Without a doubt, the ban will have a negative effect on the ability of Nigerians to flourish and prosper. It will put an end to the employment opportunities inherent in Nigeria’s crypto trading, confiscate Nigerian importers’ alternate payment system for international trade, and increase the risk of fraud during the source for FX through the black market.
In Africa, regulators have a penchant for banning what they do not understand, take Algeria, Ghana, Kenya, Libya and Morocco, and Libya as examples. However, Nigeria should take a cue from Rwanda and South Africa, as prohibiting cryptocurrencies will not be enough to create an economic balance for its multiple sectors, improve its financial market or boost the value of naira.

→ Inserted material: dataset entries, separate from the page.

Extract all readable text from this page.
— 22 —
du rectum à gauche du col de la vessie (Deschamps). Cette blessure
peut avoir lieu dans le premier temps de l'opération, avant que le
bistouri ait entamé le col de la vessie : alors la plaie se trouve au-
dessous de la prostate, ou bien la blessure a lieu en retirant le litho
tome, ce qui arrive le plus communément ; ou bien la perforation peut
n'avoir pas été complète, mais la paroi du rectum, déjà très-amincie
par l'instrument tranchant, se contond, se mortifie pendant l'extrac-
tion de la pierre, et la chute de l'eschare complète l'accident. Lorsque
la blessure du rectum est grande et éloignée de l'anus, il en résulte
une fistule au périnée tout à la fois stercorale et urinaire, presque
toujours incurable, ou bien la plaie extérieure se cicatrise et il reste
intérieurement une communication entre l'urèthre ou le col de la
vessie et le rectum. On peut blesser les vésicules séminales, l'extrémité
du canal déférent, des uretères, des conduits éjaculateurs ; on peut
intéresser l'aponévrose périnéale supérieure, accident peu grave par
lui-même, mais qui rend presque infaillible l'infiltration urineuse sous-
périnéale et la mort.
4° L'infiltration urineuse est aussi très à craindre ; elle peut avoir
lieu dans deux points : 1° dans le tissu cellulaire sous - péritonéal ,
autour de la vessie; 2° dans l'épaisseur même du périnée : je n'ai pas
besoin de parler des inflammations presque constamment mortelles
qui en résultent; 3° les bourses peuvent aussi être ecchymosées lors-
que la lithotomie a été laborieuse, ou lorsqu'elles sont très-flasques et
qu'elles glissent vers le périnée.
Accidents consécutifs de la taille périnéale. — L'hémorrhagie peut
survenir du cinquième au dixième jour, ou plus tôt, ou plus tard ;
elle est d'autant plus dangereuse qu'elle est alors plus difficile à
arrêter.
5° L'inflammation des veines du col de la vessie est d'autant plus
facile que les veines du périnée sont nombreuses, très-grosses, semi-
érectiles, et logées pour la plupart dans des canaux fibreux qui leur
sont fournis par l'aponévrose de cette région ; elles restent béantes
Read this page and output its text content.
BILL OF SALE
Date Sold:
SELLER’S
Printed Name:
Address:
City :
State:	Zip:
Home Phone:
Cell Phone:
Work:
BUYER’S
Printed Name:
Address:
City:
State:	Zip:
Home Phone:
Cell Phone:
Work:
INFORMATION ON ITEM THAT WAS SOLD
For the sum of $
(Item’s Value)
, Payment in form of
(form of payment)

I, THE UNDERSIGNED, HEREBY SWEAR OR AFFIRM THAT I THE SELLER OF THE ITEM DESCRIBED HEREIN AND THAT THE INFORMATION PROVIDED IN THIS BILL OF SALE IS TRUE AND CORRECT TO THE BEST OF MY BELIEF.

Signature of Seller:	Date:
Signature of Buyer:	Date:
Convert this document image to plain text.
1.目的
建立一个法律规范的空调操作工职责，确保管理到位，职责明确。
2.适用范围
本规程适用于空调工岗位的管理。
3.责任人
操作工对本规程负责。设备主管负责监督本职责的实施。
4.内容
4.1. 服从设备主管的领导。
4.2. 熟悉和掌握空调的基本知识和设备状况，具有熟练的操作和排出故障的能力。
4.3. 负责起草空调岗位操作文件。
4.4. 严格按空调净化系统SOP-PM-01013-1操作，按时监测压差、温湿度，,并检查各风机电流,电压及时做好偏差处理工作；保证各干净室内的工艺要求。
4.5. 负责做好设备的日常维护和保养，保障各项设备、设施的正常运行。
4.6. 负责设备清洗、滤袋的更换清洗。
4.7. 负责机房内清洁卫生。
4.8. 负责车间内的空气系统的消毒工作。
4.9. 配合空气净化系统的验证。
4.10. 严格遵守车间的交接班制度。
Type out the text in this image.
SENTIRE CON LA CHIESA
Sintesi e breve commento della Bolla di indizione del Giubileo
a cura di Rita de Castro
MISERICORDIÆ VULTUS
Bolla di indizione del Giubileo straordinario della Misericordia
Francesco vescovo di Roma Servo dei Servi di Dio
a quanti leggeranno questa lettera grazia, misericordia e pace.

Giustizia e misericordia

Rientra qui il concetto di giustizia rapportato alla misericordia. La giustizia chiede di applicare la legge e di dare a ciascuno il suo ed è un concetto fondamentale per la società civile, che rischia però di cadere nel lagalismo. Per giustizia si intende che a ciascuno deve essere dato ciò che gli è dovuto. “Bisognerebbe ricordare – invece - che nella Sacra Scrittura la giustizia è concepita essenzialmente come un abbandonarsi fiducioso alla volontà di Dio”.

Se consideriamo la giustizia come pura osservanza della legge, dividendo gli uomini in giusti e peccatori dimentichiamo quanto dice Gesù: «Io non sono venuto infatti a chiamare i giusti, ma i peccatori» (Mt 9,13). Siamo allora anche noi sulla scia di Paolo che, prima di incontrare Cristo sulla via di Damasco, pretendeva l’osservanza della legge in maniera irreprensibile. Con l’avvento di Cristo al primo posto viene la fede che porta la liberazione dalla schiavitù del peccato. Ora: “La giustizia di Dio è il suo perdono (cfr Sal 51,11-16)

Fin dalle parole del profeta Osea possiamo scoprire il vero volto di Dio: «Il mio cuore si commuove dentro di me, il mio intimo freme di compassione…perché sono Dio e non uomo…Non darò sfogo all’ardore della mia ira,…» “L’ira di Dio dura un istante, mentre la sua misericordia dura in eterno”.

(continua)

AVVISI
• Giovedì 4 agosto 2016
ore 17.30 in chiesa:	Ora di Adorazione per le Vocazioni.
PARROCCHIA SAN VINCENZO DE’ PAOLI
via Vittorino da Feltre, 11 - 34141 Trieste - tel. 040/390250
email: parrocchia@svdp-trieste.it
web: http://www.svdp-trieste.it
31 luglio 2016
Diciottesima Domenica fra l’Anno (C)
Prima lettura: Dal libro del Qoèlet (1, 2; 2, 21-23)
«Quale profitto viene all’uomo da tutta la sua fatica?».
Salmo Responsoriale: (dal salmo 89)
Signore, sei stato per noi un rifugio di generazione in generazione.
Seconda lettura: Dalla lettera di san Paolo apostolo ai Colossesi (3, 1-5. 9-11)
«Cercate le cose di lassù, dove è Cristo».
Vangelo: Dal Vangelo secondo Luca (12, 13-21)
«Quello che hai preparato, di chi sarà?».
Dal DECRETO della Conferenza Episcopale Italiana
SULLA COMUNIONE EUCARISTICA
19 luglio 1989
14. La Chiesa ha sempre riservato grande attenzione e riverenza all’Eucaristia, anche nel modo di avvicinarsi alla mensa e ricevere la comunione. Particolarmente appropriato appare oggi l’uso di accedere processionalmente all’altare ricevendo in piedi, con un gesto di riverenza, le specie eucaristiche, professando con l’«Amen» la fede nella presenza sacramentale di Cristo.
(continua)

Inevitably, crypto restrictions have opened up Nigerian market to innovative scrambles, and rather than CBN sinking the financial systems further, it would be beneficial to Nigeria’s economy to accept, regulate and restructure crypto as a failsafe digital currency devoid of the highlighted ills which made the apex bank restrict it.
This article conveys the views of the author and not necessarily that of Ominira Initiative.